British Kings and Queens | Opinion

Photo by Number 10, via Wikimedia Commons.

Throughout my life, I have been fascinated by royalty (the other kind).

A large part of my guilty reading pleasure consists of books about British, French, Spanish, Austrian or Russian royalty, written by talented women like Antonia Fraser, Joan Haslip or Nancy Goldstone. Often I will stop in my tracks to gaze at photos or videos of a royal coronation, wedding, or funeral. In this I am not alone. Much of the American media coverage of foreign affairs revolves around the families, health, homes, or scandals of royal folk. Here, as elsewhere, the media only give what the public wants.

Americans’ interest in royalty is extensive but limited. For one thing, we are only interested in British royalty. Royals in continental Europe, Asia, or Africa only gain our attention when we fight wars against them, as we did with the German Kaiser in World War I or the Japanese Emperor in World War II. An exception would be the late Princess Grace of Monaco, an American socialite and movie star. Even within the British royal family we are only interested in certain personalities, primarily royal brides who are American (the Duchess of Windsor, Meghan Markle), beautiful (Princess Diana, Kate Middleton) or controversial (Queen Camilla). The late Queen Elizabeth II was a favorite of ours, due to her long reign and her ability to stay above the fray amidst the turmoil of her sister, husband, children, and grandchildren. The fact that we fought a war to free ourselves from the rule of her ancestors did not hurt her standing “across the pond.” The popularity of the Netflix series “The Crown” only reflects this reality.

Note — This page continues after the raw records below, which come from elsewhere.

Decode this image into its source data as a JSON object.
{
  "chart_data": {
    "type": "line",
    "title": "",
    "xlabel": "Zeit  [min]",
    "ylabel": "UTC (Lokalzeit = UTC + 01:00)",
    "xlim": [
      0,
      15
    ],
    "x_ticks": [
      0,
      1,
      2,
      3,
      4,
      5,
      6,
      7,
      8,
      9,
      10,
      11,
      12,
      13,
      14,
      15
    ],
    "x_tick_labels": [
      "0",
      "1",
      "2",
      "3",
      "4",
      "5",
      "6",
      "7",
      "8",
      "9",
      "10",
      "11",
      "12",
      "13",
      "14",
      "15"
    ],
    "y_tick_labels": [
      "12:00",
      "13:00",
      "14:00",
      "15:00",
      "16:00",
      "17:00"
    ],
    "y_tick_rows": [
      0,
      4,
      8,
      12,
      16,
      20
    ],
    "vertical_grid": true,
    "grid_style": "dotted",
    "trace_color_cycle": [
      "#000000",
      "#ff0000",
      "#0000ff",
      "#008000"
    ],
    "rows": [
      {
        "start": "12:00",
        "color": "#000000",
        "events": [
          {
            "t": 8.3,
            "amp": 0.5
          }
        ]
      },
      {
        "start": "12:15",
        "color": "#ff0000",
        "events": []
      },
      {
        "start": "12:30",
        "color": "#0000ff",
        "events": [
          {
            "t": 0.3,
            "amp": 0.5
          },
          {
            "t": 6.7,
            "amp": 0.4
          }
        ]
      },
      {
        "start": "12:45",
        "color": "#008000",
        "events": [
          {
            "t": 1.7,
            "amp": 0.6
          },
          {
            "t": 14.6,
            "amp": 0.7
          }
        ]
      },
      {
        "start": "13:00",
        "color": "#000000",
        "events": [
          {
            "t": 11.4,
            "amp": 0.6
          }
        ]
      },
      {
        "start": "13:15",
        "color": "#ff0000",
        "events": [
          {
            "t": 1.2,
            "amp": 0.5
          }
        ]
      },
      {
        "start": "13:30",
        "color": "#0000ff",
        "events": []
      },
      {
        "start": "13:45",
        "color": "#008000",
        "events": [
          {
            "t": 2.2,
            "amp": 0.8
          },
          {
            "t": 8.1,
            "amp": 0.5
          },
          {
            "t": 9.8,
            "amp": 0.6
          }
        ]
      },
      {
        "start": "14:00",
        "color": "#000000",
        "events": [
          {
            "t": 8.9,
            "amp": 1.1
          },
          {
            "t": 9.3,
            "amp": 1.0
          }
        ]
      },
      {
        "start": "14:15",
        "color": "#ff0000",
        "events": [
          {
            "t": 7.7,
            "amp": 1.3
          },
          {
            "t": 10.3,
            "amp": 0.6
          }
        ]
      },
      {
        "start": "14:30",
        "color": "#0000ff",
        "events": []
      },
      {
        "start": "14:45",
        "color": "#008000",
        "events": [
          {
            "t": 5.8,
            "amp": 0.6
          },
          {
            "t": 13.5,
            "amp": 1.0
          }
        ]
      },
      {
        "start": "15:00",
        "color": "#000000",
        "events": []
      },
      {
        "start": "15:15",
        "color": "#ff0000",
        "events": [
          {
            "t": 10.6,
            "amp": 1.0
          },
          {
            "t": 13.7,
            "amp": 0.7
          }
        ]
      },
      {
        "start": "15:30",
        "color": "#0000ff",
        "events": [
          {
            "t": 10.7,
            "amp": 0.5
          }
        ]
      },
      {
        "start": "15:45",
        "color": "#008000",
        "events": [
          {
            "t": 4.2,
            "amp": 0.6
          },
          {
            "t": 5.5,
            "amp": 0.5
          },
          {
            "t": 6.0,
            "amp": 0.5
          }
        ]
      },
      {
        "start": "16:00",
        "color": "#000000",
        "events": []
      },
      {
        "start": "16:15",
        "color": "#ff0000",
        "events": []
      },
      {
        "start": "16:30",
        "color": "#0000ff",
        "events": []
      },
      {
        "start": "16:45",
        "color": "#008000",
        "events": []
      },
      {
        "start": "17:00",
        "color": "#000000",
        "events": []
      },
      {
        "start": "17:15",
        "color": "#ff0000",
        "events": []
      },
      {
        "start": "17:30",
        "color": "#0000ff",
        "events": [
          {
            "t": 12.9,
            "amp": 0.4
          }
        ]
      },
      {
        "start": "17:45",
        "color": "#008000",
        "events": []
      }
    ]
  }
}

Why are British royals popular with allegedly democratic Americans? “We’re social animals,” Temple University psychologist Dr. Frank Farley reminded Time magazine. “With famous media figures, we often live some of our lives through them. The very fact that [British royalty] has continued is a curiosity for us: That’s the royal family we got rid of, in a sense.” A generation of Americans who grew up in a Disney World of princes and princesses are mesmerized by the real thing, even if they are no better and sometimes worse than the rest of us. There is no language barrier between us, as it would be with other royals. It is no wonder that a large part of the U.K. tourist industry revolves around royal monuments like castles, palaces and great cathedrals. The British royals know this, which is whey they maintain the mystique and rituals of monarchy at a time when continental royals can be seen riding a bicycle, shopping or playing pickleball. Finally, the lives of British royals are a form of entertainment; and they excite us in ways that presidential families could never do. In the words of Clare Malone, who wrote about royalty in The New Yorker, “In an era of reality-television stars, the House of Windsor [now Mountbatten-Windsor] has offered tabloid readers a frisson of glamour, wealth, and blinding fame.”

How long will American fascination with British royals continue? King Charles III will never be as popular as his mother, his sons, or his first wife; and many will never forgive him for the way he treated the sainted Diana. Public opinion has bypassed him and centered its attention on his oldest son William, Prince of Wales, his charming wife and his delightful children. I presume our fascination will last until the day that the British people, fed up with the taxes they must pay to support a bunch of titled parasites, topple their royals and send them on their way. Meanwhile, we remain dazzled by their example, however undeserving they might be.